Our critique of a recent paper on chipping sparrow territorial coalitions was published in Biology Letters. The original paper by Sarah Goodwin and Jeff Podos of UMass suggested that the male sparrows form territorial alliances in response to simulated intrusions that depend on the performance levels of the songs sung by the allies and the intruder. We found that the paper had some serious flaws including:

  1. all subjects and their presumed neighbors were non-banded and most neighbors not even recorded before or after the experiment, complicating the conclusions about their identities;
  2. the authors did not rule out alternative non-cooperative scenarios that may have led to the presence of extra birds during some of the simulated intrusions;
  3. analyses were carried out on an inadequate metric of trill performance (namely trill rate) and analyses on better metrics such as vocal deviation were not reported because apparently they yielded no significant effect;
  4. there were numerous problems with the analyses on coalition forming which led to inflated p-values, at least some of which can be shown to be non-significant once corrected.
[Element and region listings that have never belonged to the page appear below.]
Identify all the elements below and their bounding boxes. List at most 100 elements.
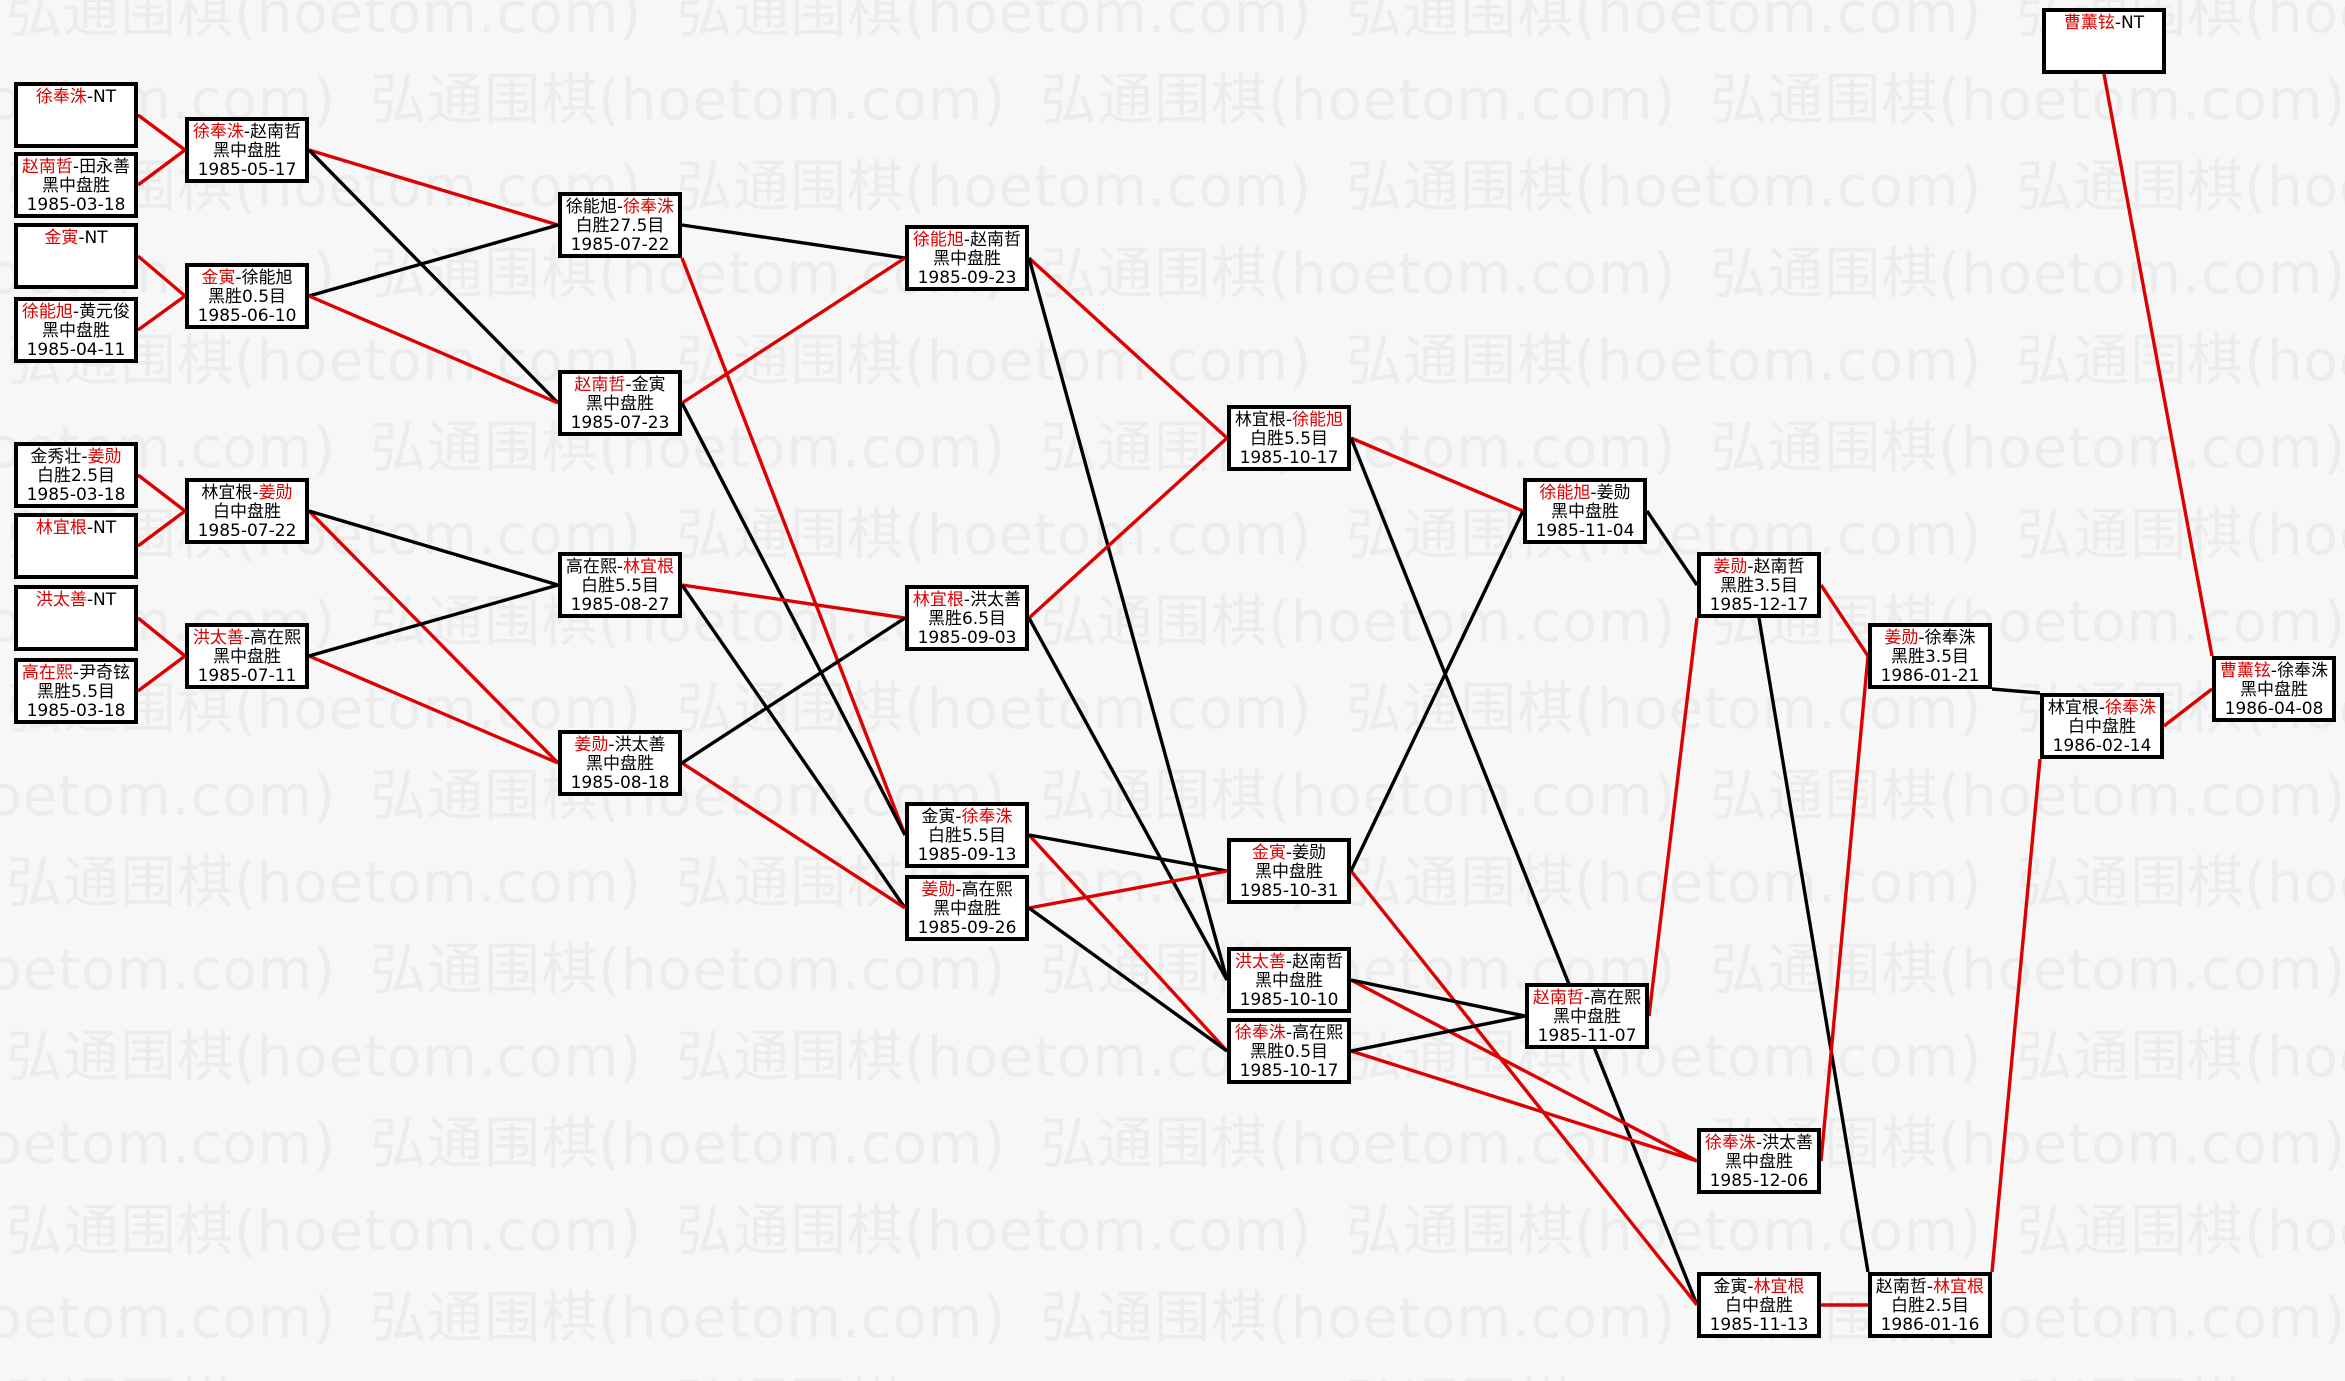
game-box-H2[interactable]: 赵南哲-林宜根 白胜2.5目 1986-01-16 — [1868, 1272, 1992, 1338]
matchup-line: 徐能旭-姜勋 — [1527, 484, 1643, 503]
player-name-left: 徐能旭 — [1539, 483, 1591, 503]
watermark-text: 弘通围棋(hoetom.com) — [1040, 416, 1677, 481]
game-box-B4[interactable]: 洪太善-高在熙 黑中盘胜 1985-07-11 — [185, 623, 309, 689]
game-date: 1985-12-06 — [1709, 1171, 1809, 1191]
result-text: 黑中盘胜 — [42, 321, 110, 341]
game-box-E2[interactable]: 金寅-姜勋 黑中盘胜 1985-10-31 — [1227, 838, 1351, 904]
path-line-A7-B4-red — [136, 616, 187, 658]
matchup-line: 姜勋-徐奉洙 — [1872, 629, 1988, 648]
watermark-text: 弘通围棋(hoetom.com) — [676, 1199, 1313, 1264]
player-name-left: 高在熙 — [21, 663, 73, 683]
matchup-line: 赵南哲-高在熙 — [1529, 989, 1645, 1008]
path-line-D3-E2-black — [1028, 833, 1228, 873]
result-text: 白中盘胜 — [213, 502, 281, 522]
game-date: 1986-01-16 — [1880, 1315, 1980, 1335]
game-box-A4[interactable]: 徐能旭-黄元俊 黑中盘胜 1985-04-11 — [14, 297, 138, 363]
game-box-A7[interactable]: 洪太善-NT — [14, 585, 138, 651]
player-name-right: 赵南哲 — [1753, 557, 1805, 577]
game-date: 1985-08-27 — [570, 595, 670, 615]
game-box-I1[interactable]: 林宜根-徐奉洙 白中盘胜 1986-02-14 — [2040, 693, 2164, 759]
game-box-G3[interactable]: 金寅-林宜根 白中盘胜 1985-11-13 — [1697, 1272, 1821, 1338]
watermark-text: 弘通围棋(hoetom.com) — [1040, 68, 1677, 133]
matchup-line: 赵南哲-金寅 — [562, 376, 678, 395]
player-name-right: 姜勋 — [1596, 483, 1631, 503]
game-box-F1[interactable]: 徐能旭-姜勋 黑中盘胜 1985-11-04 — [1523, 478, 1647, 544]
player-name-left: 金寅 — [201, 268, 236, 288]
game-box-G1[interactable]: 姜勋-赵南哲 黑胜3.5目 1985-12-17 — [1697, 552, 1821, 618]
name-separator: - — [955, 880, 962, 900]
matchup-line: 徐奉洙-高在熙 — [1231, 1024, 1347, 1043]
game-box-C4[interactable]: 姜勋-洪太善 黑中盘胜 1985-08-18 — [558, 730, 682, 796]
name-separator: - — [86, 590, 94, 610]
matchup-line: 洪太善-高在熙 — [189, 629, 305, 648]
watermark-text: 弘通围棋(hoetom.com) — [1040, 764, 1677, 829]
game-box-D2[interactable]: 林宜根-洪太善 黑胜6.5目 1985-09-03 — [905, 585, 1029, 651]
game-box-G2[interactable]: 徐奉洙-洪太善 黑中盘胜 1985-12-06 — [1697, 1128, 1821, 1194]
path-line-A1-B1-red — [136, 113, 187, 152]
path-line-B4-C4-red — [308, 654, 559, 765]
path-line-C3-D4-black — [680, 584, 907, 909]
game-date: 1985-06-10 — [197, 306, 297, 326]
game-box-F2[interactable]: 赵南哲-高在熙 黑中盘胜 1985-11-07 — [1525, 983, 1649, 1049]
watermark-text: 弘通围棋(hoetom.com) — [676, 1373, 1312, 1381]
player-name-left: 金寅 — [921, 807, 956, 827]
name-separator: - — [2270, 661, 2278, 681]
game-box-D3[interactable]: 金寅-徐奉洙 白胜5.5目 1985-09-13 — [905, 802, 1029, 868]
path-line-C4-D4-red — [681, 761, 906, 910]
game-box-A5[interactable]: 金秀壮-姜勋 白胜2.5目 1985-03-18 — [14, 442, 138, 508]
name-separator: - — [1926, 1277, 1934, 1297]
matchup-line: 徐能旭-黄元俊 — [18, 303, 134, 322]
game-box-C2[interactable]: 赵南哲-金寅 黑中盘胜 1985-07-23 — [558, 370, 682, 436]
game-box-A3[interactable]: 金寅-NT — [14, 223, 138, 289]
game-box-B3[interactable]: 林宜根-姜勋 白中盘胜 1985-07-22 — [185, 478, 309, 544]
game-box-E1[interactable]: 林宜根-徐能旭 白胜5.5目 1985-10-17 — [1227, 405, 1351, 471]
result-text: 黑中盘胜 — [933, 899, 1001, 919]
player-name-right: 洪太善 — [614, 735, 666, 755]
matchup-line: 徐能旭-赵南哲 — [909, 231, 1025, 250]
game-box-D1[interactable]: 徐能旭-赵南哲 黑中盘胜 1985-09-23 — [905, 225, 1029, 291]
game-box-C3[interactable]: 高在熙-林宜根 白胜5.5目 1985-08-27 — [558, 552, 682, 618]
path-line-E3-G2-red — [1350, 978, 1698, 1163]
game-box-D4[interactable]: 姜勋-高在熙 黑中盘胜 1985-09-26 — [905, 875, 1029, 941]
game-box-H1[interactable]: 姜勋-徐奉洙 黑胜3.5目 1986-01-21 — [1868, 623, 1992, 689]
player-name-right: NT — [93, 87, 117, 107]
player-name-left: 徐奉洙 — [35, 87, 87, 107]
name-separator: - — [72, 157, 80, 177]
player-name-right: 金寅 — [631, 375, 666, 395]
player-name-right: 洪太善 — [1762, 1133, 1814, 1153]
path-line-E1-F1-red — [1350, 436, 1524, 513]
game-date: 1985-11-04 — [1535, 521, 1635, 541]
game-box-A1[interactable]: 徐奉洙-NT — [14, 82, 138, 148]
game-box-E3[interactable]: 洪太善-赵南哲 黑中盘胜 1985-10-10 — [1227, 947, 1351, 1013]
game-box-I2[interactable]: 曹薰铉-NT — [2042, 8, 2166, 74]
path-line-H2-I1-red — [1990, 758, 2042, 1273]
watermark-text: 弘通围棋(hoetom.com) — [6, 0, 643, 46]
game-date: 1985-05-17 — [197, 160, 297, 180]
matchup-line: 金寅-林宜根 — [1701, 1278, 1817, 1297]
game-box-C1[interactable]: 徐能旭-徐奉洙 白胜27.5目 1985-07-22 — [558, 192, 682, 258]
game-date: 1985-07-11 — [197, 666, 297, 686]
path-line-E2-G3-red — [1349, 869, 1699, 1307]
player-name-left: 曹薰铉 — [2219, 661, 2271, 681]
game-date: 1985-07-23 — [570, 413, 670, 433]
player-name-left: 林宜根 — [912, 590, 964, 610]
game-box-A6[interactable]: 林宜根-NT — [14, 513, 138, 579]
game-box-B2[interactable]: 金寅-徐能旭 黑胜0.5目 1985-06-10 — [185, 263, 309, 329]
game-box-J1[interactable]: 曹薰铉-徐奉洙 黑中盘胜 1986-04-08 — [2212, 656, 2336, 722]
game-box-A2[interactable]: 赵南哲-田永善 黑中盘胜 1985-03-18 — [14, 152, 138, 218]
game-box-A8[interactable]: 高在熙-尹奇铉 黑胜5.5目 1985-03-18 — [14, 658, 138, 724]
watermark-row: 弘通围棋(hoetom.com)弘通围棋(hoetom.com)弘通围棋(hoe… — [6, 1030, 2345, 1086]
game-box-B1[interactable]: 徐奉洙-赵南哲 黑中盘胜 1985-05-17 — [185, 117, 309, 183]
name-separator: - — [963, 230, 971, 250]
watermark-text: 弘通围棋(hoetom.com) — [1710, 242, 2345, 307]
result-text: 黑中盘胜 — [1551, 502, 1619, 522]
path-line-E3-F2-black — [1350, 978, 1526, 1018]
watermark-text: 弘通围棋(hoetom.com) — [1040, 590, 1677, 655]
path-line-D4-E4-black — [1028, 906, 1228, 1053]
path-line-B3-C4-red — [307, 509, 560, 765]
game-box-E4[interactable]: 徐奉洙-高在熙 黑胜0.5目 1985-10-17 — [1227, 1018, 1351, 1084]
player-name-right: 高在熙 — [250, 628, 302, 648]
matchup-line: 徐能旭-徐奉洙 — [562, 198, 678, 217]
result-text: 黑中盘胜 — [213, 647, 281, 667]
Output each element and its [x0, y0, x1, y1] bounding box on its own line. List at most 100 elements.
You can read our critique and the reply by Goodwin and Podos by clicking the respective links. Based on the above points and others we argued that the conclusions by the authors had no empirical footing. The authors in their reply declare that they stand by their original methods, design and analyses, rather unconvincingly in my opinion. As far as I can tell, their main defense is that they can identify individuals from song (but given that most neighbors are not recorded before or after the experiment, this wouldn’t help them to ascertain that these are neighbors or that these birds are there too “cooperate”), and some rather weak arguments regarding the statistics. In particular, although they grant that all of their original binomial tests gave inflated p-values, they manage squeeze out a p-value smaller than 0.05 for one of them and that seems to be the last thread they hang on to. Ironically, this made-to-order test (see the definition of p-hacking) is also incorrect- the authors use the “observed” chance levels for 3 subjects and 0.74 for the rest of the subjects, but to be correct they actually would have to re-calculate the chance levels for the remaining six (in reality five) subjects. If the 3 subjects that they have trill rate information on presumed neighbors are the ones with the highest trill rate than the chance level for the remaining 6 would be 0.90 and the binomial test would not give a significant effect anymore.

My hope is that our critique will illustrate the pitfalls of studying social behavior in otherwise unmarked individuals as well as establish more rigorous standards for future claims of complex social strategies.